Hi Louis,
Thanks for the explanation. Good to know that wire cutting is yet another
application area for Voronoi diagrams.
It's also not completely clear to me how tool paths retrieved from MAT are
used for wire cutting machines.
Will be great to read relevant article or any other reference.
Andrii
On Sun, Sep 15, 2013 at 12:42 PM, Louis Lavery
Hello Andrii,
On 14/09/13 21:49, Andrii Sydorchuk wrote:
Hi Louis,
The algorithm you've described should work! It will be great if you can share application area.
==============================**==============================**==== I work in CAD/CAM, more the maths end than engineering. I'm writing a, templated, 2D medial axis transform (MAT). The input is any closed shape with zero or more holes. The input segments are arcs of circles. The final output is not the MAT, but a form more useful to an engineer. At the moment it (actually, an earlier non-robust version) is used for generating tool paths for 2 axis wire cutting machines (EDM), and we'll replace that with this robust version. We're also hoping to use the MAT for 4 axis wire cutting.

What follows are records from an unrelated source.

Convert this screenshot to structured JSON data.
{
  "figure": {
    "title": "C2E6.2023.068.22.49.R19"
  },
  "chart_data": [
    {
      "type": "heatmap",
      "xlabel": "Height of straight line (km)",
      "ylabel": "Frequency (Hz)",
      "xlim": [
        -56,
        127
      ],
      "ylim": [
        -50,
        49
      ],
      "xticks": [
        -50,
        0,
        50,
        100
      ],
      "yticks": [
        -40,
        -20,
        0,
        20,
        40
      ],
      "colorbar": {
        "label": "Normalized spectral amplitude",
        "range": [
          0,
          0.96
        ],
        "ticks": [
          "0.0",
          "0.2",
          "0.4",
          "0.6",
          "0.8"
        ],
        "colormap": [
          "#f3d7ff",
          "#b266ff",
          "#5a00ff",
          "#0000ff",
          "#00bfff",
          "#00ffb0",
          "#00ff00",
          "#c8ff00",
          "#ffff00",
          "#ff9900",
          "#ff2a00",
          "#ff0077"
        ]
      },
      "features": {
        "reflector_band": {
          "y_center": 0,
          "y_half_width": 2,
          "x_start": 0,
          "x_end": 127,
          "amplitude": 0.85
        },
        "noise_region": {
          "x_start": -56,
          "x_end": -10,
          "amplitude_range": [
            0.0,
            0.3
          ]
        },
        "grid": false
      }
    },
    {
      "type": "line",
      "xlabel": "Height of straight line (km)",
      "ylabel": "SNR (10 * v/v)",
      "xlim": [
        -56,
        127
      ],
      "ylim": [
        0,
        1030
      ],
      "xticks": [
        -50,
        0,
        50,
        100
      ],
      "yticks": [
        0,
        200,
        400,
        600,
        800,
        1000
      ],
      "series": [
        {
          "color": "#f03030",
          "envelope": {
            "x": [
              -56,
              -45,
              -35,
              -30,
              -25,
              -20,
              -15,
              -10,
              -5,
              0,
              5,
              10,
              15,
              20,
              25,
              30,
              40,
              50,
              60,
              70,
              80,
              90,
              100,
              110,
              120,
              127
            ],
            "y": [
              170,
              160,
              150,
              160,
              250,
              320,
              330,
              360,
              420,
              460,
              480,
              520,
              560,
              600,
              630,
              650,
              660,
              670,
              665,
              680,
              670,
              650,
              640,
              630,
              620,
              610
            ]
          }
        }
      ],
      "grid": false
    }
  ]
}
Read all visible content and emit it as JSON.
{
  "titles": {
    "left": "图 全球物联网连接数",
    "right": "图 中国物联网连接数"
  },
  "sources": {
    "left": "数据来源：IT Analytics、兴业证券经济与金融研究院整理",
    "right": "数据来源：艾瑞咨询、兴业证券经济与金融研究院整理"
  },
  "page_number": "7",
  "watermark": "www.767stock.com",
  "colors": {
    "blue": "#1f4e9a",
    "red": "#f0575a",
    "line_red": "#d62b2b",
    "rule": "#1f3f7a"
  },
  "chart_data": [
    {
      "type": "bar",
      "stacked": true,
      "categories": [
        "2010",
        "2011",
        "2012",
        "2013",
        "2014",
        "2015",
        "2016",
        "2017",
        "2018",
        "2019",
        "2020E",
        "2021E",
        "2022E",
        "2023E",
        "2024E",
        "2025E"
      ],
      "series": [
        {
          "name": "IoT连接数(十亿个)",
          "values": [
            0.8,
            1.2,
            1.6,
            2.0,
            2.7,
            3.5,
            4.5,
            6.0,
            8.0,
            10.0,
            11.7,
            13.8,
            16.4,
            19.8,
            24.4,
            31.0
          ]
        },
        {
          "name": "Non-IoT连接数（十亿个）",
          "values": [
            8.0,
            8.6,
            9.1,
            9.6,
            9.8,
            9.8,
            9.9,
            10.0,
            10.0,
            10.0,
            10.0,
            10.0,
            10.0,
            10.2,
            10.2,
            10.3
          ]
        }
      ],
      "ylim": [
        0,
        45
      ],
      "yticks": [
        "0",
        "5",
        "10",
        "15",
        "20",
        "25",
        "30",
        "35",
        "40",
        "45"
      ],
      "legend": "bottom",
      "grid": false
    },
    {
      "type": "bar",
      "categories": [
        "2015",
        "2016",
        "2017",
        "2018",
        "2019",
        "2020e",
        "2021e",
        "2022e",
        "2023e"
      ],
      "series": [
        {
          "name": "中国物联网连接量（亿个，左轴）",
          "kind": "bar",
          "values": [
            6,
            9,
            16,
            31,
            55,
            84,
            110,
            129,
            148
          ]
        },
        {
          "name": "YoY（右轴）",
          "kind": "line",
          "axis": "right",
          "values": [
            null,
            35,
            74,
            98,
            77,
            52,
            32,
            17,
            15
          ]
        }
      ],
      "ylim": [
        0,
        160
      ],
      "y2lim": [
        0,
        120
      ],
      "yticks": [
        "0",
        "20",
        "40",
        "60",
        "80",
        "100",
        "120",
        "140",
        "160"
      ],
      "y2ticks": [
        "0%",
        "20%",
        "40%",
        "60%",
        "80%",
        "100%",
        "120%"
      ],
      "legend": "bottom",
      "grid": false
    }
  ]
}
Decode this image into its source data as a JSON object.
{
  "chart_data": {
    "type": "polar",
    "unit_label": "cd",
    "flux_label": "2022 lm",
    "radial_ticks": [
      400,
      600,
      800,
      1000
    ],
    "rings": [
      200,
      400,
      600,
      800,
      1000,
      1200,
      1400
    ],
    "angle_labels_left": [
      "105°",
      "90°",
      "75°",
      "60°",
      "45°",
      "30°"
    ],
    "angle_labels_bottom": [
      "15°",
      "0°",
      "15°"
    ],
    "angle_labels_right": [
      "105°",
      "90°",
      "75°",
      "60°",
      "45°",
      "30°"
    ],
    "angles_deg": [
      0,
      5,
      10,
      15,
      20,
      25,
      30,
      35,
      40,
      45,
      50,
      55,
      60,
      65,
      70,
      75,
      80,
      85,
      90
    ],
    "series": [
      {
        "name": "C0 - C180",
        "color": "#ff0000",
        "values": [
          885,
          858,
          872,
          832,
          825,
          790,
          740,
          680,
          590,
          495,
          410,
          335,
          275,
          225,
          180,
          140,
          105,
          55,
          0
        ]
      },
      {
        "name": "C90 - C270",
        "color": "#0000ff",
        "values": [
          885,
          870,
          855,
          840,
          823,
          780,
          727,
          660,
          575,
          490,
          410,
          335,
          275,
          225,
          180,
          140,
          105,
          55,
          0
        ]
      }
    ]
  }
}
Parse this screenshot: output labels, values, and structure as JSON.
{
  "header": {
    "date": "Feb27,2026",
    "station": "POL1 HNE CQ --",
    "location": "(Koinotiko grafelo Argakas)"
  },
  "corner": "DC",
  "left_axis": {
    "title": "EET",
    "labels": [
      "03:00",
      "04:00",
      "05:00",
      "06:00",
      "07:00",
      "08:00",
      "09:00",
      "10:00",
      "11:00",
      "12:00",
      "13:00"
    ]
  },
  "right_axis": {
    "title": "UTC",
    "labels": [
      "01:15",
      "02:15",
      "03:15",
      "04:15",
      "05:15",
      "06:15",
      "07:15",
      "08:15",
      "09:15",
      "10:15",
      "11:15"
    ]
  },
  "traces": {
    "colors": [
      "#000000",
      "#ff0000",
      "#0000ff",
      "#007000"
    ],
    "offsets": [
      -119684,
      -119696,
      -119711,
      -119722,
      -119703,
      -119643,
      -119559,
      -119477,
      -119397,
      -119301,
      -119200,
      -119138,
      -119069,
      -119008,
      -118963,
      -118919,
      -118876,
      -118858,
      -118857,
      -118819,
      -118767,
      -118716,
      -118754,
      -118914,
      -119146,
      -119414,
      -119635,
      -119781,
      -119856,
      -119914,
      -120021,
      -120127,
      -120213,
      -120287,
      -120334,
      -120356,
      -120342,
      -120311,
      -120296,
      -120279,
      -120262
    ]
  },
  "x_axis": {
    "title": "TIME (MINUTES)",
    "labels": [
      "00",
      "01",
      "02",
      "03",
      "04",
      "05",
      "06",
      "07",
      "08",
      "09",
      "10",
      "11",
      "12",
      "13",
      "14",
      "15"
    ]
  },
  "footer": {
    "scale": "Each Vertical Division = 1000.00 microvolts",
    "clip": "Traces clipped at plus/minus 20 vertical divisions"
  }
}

I started out some time ago (longer than I'm willing to admit!) to write it, but have had the usual problems concerning robustness, so am using boost voronoi to get round that for now. I vector and integerise the input arcs before passing them to your voronoi builder. Once I've got the voronoi diagram I use it to build the MAT, which is essentially a graph with vertices that are tangental circles and edges that reference the original input arc segments. The graph's vertices are a subset of the voronoi's.
If anything's not clear, or if you want more details, please let me know.
Thanks again for you help, and for the voronoi diagram, Louis.